Ai Jing, artist. [Photo by Zou Hong/China Daily] |
In Portrait of a Musician, an oil painting thought to have been done by Leonardo da Vinci, a young musician is seen holding a folded musical score.
Last autumn, when Chinese contemporary artist Ai Jing saw the painting at the centuries-old Veneranda Biblioteca Ambrosiana in Milan, she wanted to have a conversation with the late master, she says.
"I am not sure if the ambiguity (of the score) was intentional or just a result of time. Da Vinci left us a hint for further investigation," says Ai, once a popular folk singer. "I began to imagine and compose the auditory aspects of the painting."
Ai's 2-meter-high installation, To Da Vinci, is now being displayed at her solo exhibition, Dialogue, at Veneranda Biblioteca Ambrosiana and will run through Sept 5. She also made nine other works, including paintings, sculptures and installations, which feature as dialogues with artists of the Renaissance and touch upon industrial, natural and technological themes.
In her work, Ai Prayer, which is dedicated to Ignazio Micotti's Prayer, Ai has made a sculpture modeled after her own folded hands with the help of 3-D printing technology.
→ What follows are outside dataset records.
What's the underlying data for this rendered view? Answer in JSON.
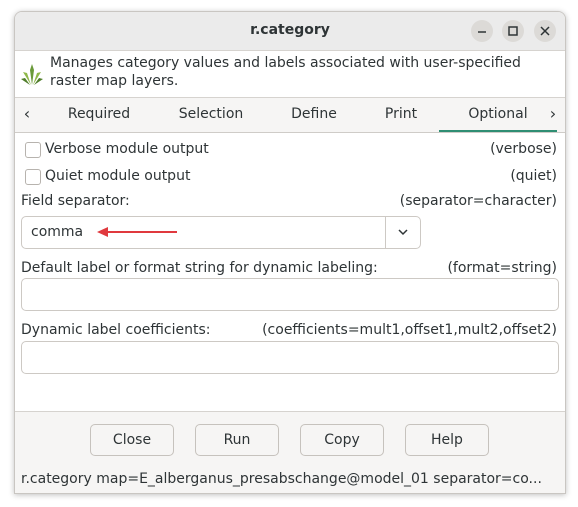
{
  "window": {
    "title": "r.category"
  },
  "controls": {
    "minimize": "–",
    "maximize": "□",
    "close": "×"
  },
  "description": "Manages category values and labels associated with user-specified raster map layers.",
  "tabs": {
    "prev_arrow": "‹",
    "next_arrow": "›",
    "items": [
      {
        "label": "Required"
      },
      {
        "label": "Selection"
      },
      {
        "label": "Define"
      },
      {
        "label": "Print"
      },
      {
        "label": "Optional",
        "active": true
      }
    ]
  },
  "options": {
    "verbose": {
      "label": "Verbose module output",
      "flag": "(verbose)",
      "checked": false
    },
    "quiet": {
      "label": "Quiet module output",
      "flag": "(quiet)",
      "checked": false
    },
    "separator": {
      "label": "Field separator:",
      "param": "(separator=character)",
      "value": "comma"
    },
    "format": {
      "label": "Default label or format string for dynamic labeling:",
      "param": "(format=string)",
      "value": ""
    },
    "coefficients": {
      "label": "Dynamic label coefficients:",
      "param": "(coefficients=mult1,offset1,mult2,offset2)",
      "value": ""
    }
  },
  "buttons": {
    "close": "Close",
    "run": "Run",
    "copy": "Copy",
    "help": "Help"
  },
  "command_line": "r.category map=E_alberganus_presabschange@model_01 separator=co...",
  "colors": {
    "accent": "#2f8e73",
    "annotation_arrow": "#e0393e"
  },
  "icons": {
    "module": "grass-icon",
    "dropdown": "chevron-down-icon",
    "annotation": "red-arrow-icon"
  }
}
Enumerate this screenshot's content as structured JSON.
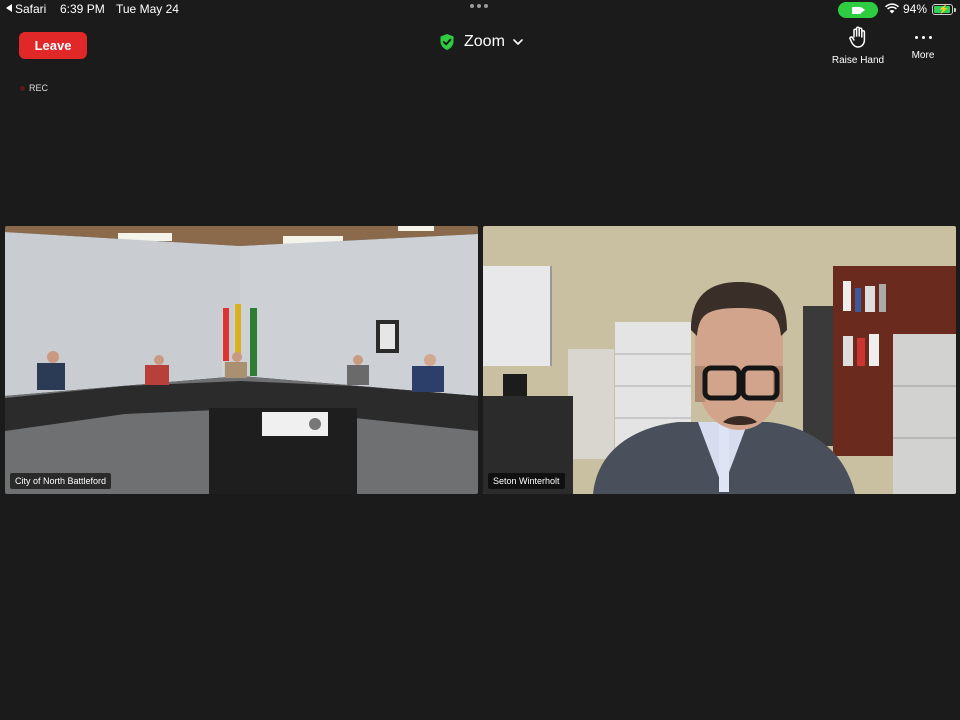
{
  "status_bar": {
    "back_app": "Safari",
    "time": "6:39 PM",
    "date": "Tue May 24",
    "battery_percent": "94%",
    "battery_level": 0.94,
    "wifi_icon": "wifi-icon",
    "camera_indicator_color": "#2ecc40"
  },
  "header": {
    "leave_label": "Leave",
    "app_title": "Zoom",
    "raise_hand_label": "Raise Hand",
    "more_label": "More",
    "rec_label": "REC"
  },
  "colors": {
    "background": "#1b1b1b",
    "leave_button": "#e02828",
    "shield": "#2ecc40"
  },
  "participants": [
    {
      "name": "City of North Battleford"
    },
    {
      "name": "Seton Winterholt"
    }
  ]
}
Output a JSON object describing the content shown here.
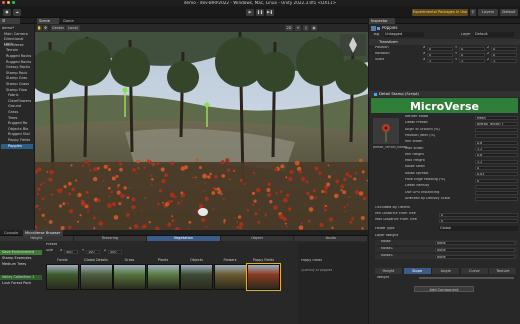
{
  "window": {
    "title": "demo - dev-BIRP2022 - Windows, Mac, Linux - Unity 2022.3.0f1 <DX11>"
  },
  "toolbar": {
    "experimental_label": "Experimental Packages In Use",
    "layers_label": "Layers",
    "layout_label": "Default"
  },
  "hierarchy": {
    "tab": "",
    "items": [
      "demo*",
      "Main Camera",
      "Directional Light",
      "MicroVerse",
      "Terrain",
      "Rugged Rocks",
      "Rugged Rocks",
      "Grassy Rocks",
      "Stamp Rock",
      "Stamp Gras",
      "Stamp Grass",
      "Stamp Flow",
      "Fabric",
      "ClearFlowers",
      "Ground",
      "Grass",
      "Trees",
      "Rugged Ro",
      "Objects Blo",
      "Rugged Stal",
      "Poppy Fields",
      "Poppies"
    ],
    "selected_index": 21
  },
  "scene": {
    "tabs": [
      "Scene",
      "Game"
    ],
    "toolbar_items": [
      "Center",
      "Local"
    ]
  },
  "inspector": {
    "tab": "Inspector",
    "object_name": "Poppies",
    "tag_label": "Tag",
    "tag_value": "Untagged",
    "layer_label": "Layer",
    "layer_value": "Default",
    "transform_header": "Transform",
    "position_label": "Position",
    "rotation_label": "Rotation",
    "scale_label": "Scale",
    "x": "X",
    "y": "Y",
    "z": "Z",
    "position": [
      "0",
      "0",
      "0"
    ],
    "rotation": [
      "0",
      "0",
      "0"
    ],
    "scale": [
      "1",
      "1",
      "1"
    ],
    "component_header": "Detail Stamp (Script)",
    "logo_text": "MicroVerse",
    "prefab_name": "prefab_Terrain_flower...",
    "props": [
      {
        "label": "Render Mode",
        "value": "Mesh"
      },
      {
        "label": "Detail Prefab",
        "value": "prefab_Terrain_f"
      },
      {
        "label": "Align To Ground (%)",
        "value": ""
      },
      {
        "label": "Position Jitter (%)",
        "value": ""
      },
      {
        "label": "Min Width",
        "value": "0.8"
      },
      {
        "label": "Max Width",
        "value": "1.2"
      },
      {
        "label": "Min Height",
        "value": "0.8"
      },
      {
        "label": "Max Height",
        "value": "1.2"
      },
      {
        "label": "Noise Seed",
        "value": "0"
      },
      {
        "label": "Noise Spread",
        "value": "0.03"
      },
      {
        "label": "Hole Edge Padding (%)",
        "value": "0"
      },
      {
        "label": "Detail density",
        "value": ""
      },
      {
        "label": "Use GPU Instancing",
        "value": ""
      },
      {
        "label": "Affected by Density Scale",
        "value": ""
      }
    ],
    "occlusion_header": "Occluded By Others",
    "occ_props": [
      {
        "label": "Min Distance From Tree",
        "value": "0"
      },
      {
        "label": "Max Distance From Tree",
        "value": "0"
      }
    ],
    "falloff_label": "Falloff Type",
    "falloff_value": "Global",
    "layer_weight_label": "Layer Weight",
    "noise_rows": [
      {
        "label": "Noise",
        "value": "None"
      },
      {
        "label": "Noise1",
        "value": "None"
      },
      {
        "label": "Noise1",
        "value": "None"
      }
    ],
    "filter_tabs": [
      "Height",
      "Slope",
      "Angle",
      "Curve",
      "Texture"
    ],
    "filter_active": 1,
    "weight_label": "Weight",
    "add_component": "Add Component"
  },
  "bottom": {
    "tabs": [
      "Console",
      "MicroVerse Browser"
    ],
    "tools": [
      "Height",
      "Texturing",
      "Vegetation",
      "Object",
      "Audio"
    ],
    "active_tool": 2,
    "preset_label": "Preset",
    "size_row": [
      "Size",
      "X",
      "500",
      "Y",
      "100",
      "Z",
      "500"
    ],
    "left_items": [
      "Save Environment",
      "Stamp Examples",
      "Medium Trees",
      "",
      "Valley Collection 1",
      "Lush Forest Pack"
    ],
    "categories": [
      "Forest",
      "Global Details",
      "Grass",
      "Plants",
      "Objects",
      "Flowers",
      "Poppy Fields"
    ],
    "right_labels": [
      "Poppy Fields",
      "Quantity of poppies"
    ]
  },
  "colors": {
    "selection": "#2c5d87",
    "accent_green": "#6fbf5a",
    "active_tool": "#3b5c88"
  }
}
Her oil work, Walking in the Sun, is inspired by Jan Brueghel's painting, Vase of Flowers with Jewel, Coins and Shells.
The idea of her exhibition came from Pier Francesco Fumagalli, deputy director of the Veneranda Biblioteca Ambrosiana, when the two met in Shanghai during one of her shows at the China Art Museum last year.
"When he invited me to hold an exhibition in Milan, I was really excited but soon started to have second thoughts about how I would present my works at such a historical place?" says Ai, 45.